Using Data Types in Excel
Content
Introduction
If you have an Microsoft 365 subscription perhaps you have noted the
Data Types group in the Data ribbon:

Let's see how you might use this feature.
Who has access
to Data types, internationalization
Apart from needing a Microsoft 365 license, there are some more things
to consider with Data types:
Stocks and Geography behavior today:
- The data sources are currently English only.
- The data is derived from the Editing language.
- If English is included in the Editing Language list, you will get
Data Types in the gallery. Even if another language is set as preferred.
- The property names (like "Population") and text data will all be
in English. The property names are NOT like function names and do not
change when you change your settings.
- The display Language does not impact the data types data, it only
impacts the tooltips/Ribbon button text etc. Because we use a cached
service connection layer, unfortunately you must restart Excel twice
to see the Data Types Ribbon buttons change language. We support the
UI localization in all supported office languages.
Stocks and Geography behavior with additional Languages
- If you have a 'supported language' set as your default/preferred
proofing/editing language we will use data for data types from that
language.
- If you have a default editing language that is currently unsupported
(e.g. Dutch, Russian sorry) but have a supported language installed
in your editing list, the data for data types will be in the supported
language. If you have multiple supported languages with none set as
preferred in the list, we fallback in a set order. English, Spanish,
French, German, Italian, Portuguese.
- If you change your preferred editing language (or remove a fallback
language), any data types that you have created using English data will
remain in English (even on refresh). After restarting Excel (twice ),
any new data types you create will remain in the language set when they
were created. Refresh will not break your formulas that are already
written.
- When your preferred language does not match what the data from data
types will be, we will include a hint in the ribbon buttons/tooltip
to show what language is being used.
Some Notes: The data provider controls what properties and values are
available in additional languages, the data may not be the same across English
data types and another language. The 'conversion' is supposed to respect
the language targeted, so using native spellings of the locations to the
language should work. You can see from this screenshot we are quite
production ready (like Population isn't translated). But this is French
data Data Type.
Setting a data type to
a series of cells
Data types work best when your data is in a table (but it isn't mandatory).
Suppose you have a small table with country names like shown here:

Click the Insert, Table button:

Remember to set the name of the table:

Now select the first column of the table and click the Geography button:

It takes a bit of time and then Excel adds a small icon in front of each
cell:

If you click on any of the icon's denoted with '1', you're presented
with a card displaying detailed information about that cell:

Excel makes it easy to add columns containing pieces of information from
a cell which contains a data type. Just click the little add column icon:

Select Abbreviation and press enter and you get:

This reveals the underlying new syntax. To get a property from a cell
with a data type, just type the address of that cell (or click the cell)
and hit the period key to get a drop-down with the appropriate properties:

What's in those cells?
You may have the impression that not much has changed by converting a
cell to a data type cell. All that appears to have been added is that small
icon. But you should be aware that all data you are able to view by clicking
that icon is in fact already stored in that same cell.

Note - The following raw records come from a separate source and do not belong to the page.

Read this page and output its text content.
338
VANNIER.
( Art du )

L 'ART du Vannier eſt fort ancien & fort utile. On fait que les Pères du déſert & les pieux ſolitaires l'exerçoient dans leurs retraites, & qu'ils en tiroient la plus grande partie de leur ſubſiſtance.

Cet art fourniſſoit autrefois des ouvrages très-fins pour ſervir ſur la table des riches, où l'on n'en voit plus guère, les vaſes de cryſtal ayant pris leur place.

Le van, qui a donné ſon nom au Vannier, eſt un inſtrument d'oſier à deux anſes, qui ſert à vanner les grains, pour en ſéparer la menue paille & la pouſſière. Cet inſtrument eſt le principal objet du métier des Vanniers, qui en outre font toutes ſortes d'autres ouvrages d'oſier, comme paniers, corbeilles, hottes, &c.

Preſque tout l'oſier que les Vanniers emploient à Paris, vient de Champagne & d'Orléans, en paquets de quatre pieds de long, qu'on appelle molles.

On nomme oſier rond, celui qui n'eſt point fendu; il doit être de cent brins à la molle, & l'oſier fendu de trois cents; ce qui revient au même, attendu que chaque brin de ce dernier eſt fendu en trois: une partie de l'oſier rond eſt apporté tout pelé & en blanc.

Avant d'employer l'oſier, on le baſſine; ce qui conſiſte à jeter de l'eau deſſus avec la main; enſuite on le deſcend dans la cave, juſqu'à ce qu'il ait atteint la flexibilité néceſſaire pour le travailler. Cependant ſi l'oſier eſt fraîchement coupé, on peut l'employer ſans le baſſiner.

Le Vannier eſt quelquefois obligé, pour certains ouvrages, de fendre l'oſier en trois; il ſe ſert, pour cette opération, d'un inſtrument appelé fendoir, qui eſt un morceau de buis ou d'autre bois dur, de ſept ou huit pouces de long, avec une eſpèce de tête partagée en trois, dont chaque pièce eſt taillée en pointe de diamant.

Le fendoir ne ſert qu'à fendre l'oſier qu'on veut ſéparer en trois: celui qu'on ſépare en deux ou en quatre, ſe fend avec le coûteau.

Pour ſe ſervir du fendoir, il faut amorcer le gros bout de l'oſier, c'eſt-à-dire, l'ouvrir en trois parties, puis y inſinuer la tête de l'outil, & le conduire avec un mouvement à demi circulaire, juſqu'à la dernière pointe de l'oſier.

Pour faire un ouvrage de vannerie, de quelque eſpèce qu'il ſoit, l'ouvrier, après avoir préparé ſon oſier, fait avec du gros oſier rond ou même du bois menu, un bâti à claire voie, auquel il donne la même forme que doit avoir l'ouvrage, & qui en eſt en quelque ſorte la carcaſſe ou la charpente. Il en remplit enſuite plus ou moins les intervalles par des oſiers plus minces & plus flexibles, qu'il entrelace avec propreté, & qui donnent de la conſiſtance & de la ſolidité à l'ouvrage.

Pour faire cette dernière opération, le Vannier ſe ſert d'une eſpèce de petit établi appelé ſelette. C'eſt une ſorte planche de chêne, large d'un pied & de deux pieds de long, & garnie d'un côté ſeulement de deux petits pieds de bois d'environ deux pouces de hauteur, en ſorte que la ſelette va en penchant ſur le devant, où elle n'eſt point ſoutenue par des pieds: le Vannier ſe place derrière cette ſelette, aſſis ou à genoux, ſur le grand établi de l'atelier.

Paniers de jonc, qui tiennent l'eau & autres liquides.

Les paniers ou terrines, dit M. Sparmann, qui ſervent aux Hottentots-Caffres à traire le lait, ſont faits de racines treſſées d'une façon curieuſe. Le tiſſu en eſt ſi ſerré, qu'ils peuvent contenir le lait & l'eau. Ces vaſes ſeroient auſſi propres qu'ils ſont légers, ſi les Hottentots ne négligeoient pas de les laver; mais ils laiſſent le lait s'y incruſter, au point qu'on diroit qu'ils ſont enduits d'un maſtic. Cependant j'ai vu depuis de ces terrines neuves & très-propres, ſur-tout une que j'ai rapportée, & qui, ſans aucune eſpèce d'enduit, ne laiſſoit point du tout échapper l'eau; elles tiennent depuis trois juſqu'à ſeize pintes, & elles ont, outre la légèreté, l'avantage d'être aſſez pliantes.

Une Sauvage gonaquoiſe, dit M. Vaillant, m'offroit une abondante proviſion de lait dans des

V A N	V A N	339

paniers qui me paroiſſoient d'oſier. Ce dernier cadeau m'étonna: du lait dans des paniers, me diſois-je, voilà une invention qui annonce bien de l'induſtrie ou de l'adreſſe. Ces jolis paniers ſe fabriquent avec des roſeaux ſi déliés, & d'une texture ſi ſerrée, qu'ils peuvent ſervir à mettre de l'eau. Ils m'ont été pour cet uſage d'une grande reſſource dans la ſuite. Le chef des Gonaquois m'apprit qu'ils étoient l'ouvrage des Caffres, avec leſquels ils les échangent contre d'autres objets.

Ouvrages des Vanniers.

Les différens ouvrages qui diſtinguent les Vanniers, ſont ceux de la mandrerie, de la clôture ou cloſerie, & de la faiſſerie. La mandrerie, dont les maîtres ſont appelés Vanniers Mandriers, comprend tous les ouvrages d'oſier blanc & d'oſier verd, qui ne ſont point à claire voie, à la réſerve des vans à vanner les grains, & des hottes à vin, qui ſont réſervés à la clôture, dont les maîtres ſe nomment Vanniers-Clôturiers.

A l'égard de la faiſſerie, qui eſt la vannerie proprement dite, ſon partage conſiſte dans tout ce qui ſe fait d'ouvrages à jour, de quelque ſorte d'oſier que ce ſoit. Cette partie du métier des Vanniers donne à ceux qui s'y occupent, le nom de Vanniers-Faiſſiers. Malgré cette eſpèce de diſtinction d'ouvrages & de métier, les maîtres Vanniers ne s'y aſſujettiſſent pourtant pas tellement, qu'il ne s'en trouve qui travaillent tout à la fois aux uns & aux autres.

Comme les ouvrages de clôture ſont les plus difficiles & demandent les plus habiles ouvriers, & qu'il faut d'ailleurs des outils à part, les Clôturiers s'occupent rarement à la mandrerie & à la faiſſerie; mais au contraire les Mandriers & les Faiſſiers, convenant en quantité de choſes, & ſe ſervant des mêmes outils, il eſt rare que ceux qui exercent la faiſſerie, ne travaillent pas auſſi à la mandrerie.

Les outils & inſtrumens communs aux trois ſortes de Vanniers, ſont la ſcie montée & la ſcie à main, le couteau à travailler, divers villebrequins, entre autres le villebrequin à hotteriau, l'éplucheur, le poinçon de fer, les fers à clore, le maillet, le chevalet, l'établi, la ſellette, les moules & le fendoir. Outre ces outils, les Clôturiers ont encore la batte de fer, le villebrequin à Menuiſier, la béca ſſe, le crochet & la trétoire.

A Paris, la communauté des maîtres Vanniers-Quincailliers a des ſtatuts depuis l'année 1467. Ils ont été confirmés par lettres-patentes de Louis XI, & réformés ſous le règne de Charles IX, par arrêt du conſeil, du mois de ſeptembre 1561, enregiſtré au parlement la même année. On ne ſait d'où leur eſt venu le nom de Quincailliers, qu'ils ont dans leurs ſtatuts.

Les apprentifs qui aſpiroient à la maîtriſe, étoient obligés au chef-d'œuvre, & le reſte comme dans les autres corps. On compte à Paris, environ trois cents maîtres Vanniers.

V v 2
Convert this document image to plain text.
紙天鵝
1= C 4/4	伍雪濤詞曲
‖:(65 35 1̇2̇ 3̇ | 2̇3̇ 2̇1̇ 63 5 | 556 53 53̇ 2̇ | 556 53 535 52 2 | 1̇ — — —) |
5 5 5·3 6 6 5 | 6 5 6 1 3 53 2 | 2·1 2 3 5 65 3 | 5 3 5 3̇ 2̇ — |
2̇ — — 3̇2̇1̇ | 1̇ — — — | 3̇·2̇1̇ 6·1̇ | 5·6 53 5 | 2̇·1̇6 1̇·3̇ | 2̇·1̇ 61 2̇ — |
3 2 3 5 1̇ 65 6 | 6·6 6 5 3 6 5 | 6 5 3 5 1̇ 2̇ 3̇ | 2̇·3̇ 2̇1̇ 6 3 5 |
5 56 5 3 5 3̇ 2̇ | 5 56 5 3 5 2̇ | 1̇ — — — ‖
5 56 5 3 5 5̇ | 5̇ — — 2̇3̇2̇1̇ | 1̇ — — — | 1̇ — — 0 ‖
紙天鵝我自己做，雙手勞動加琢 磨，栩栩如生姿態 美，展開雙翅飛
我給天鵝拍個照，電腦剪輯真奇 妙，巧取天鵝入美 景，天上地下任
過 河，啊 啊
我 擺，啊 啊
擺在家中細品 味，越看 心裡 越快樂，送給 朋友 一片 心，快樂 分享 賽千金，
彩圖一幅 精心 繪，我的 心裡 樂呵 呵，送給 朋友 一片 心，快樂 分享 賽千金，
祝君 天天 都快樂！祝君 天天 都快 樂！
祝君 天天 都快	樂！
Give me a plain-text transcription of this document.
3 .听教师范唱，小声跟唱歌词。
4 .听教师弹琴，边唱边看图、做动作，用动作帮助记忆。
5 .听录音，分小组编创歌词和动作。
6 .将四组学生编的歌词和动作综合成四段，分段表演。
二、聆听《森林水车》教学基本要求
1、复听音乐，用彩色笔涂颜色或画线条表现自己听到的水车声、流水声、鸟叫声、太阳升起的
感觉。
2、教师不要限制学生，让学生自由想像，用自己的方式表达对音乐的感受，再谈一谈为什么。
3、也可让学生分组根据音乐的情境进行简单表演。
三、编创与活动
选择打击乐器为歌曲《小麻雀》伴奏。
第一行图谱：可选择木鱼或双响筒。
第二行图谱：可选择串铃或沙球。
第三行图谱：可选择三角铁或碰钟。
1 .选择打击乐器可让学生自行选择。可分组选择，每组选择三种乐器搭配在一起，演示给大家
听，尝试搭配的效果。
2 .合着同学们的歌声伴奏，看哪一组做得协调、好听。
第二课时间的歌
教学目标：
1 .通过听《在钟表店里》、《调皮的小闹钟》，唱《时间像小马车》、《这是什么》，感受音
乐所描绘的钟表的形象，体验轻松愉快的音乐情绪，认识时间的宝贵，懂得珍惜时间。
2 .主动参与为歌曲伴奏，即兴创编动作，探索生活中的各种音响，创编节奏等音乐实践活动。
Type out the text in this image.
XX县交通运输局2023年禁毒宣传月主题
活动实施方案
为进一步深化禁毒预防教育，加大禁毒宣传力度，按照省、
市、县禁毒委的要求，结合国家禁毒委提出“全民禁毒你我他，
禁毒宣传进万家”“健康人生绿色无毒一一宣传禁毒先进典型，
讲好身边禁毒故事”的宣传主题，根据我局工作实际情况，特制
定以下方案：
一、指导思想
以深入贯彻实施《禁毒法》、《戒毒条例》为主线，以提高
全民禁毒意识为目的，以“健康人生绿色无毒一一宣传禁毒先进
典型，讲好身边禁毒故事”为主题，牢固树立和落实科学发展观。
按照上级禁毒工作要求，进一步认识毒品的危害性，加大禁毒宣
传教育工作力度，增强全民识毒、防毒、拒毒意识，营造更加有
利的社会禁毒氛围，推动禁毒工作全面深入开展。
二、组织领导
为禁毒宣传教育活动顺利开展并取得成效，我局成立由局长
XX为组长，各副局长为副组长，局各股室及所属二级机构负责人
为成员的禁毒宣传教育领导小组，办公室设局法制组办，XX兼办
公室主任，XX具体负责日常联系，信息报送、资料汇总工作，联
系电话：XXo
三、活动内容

With data types,
Excel cells can now contain far more than just one value, they can contain
an entire object with all of its properties.
This also means that the dot syntax to extract properties from the data
typed cell really does that: It fetches the property information from the
content of the cell. In other words, this formula:
=A2.Capital
actually gets the Capital from the country that is shown in cell A2 from
that cell. The information about the capital of the country shown in A2,
is also in cell A2.
If you display the card of a country like I showed above and scroll down
to the bottom of the card you can see what sources were used to fill the
card:

Because Excel now includes a connection to the outside world, you'll
get the "business bar" with a security warning when you open the file:

Click Enable Content to make sure Excel can fetch the most up-to-data
content for you.
Which cells can be
converted to a Data Type?
Only cells with a hard-coded value can be converted to a data type. If
a cell contains a formula, you get:

When is my content refreshed?
In short: When you ask Excel to do so. There are two ways:
- Right-click on a cell containing a data type, click Data Type, Refresh:

- Click the Refresh All button on the Data tab of the ribbon
What if Excel get's it wrong?
Any of the cells you are trying to convert to a data type may contain
ambiguous information. For instance, if you typed 'America' into a cell
and try to convert that to a Geography data type, Excel displays a question
mark icon next to that cell:

Clicking the question mark icon opens the Data Selector pane:

Click "Select" below the one you want the data type cell to use. Note
that Excel will update the cell with the descriptive text of the item you
clicked.
If you change your mind, right-click the same cell, choose Data Type >,
Change and you'll be presented with the Data Selector again.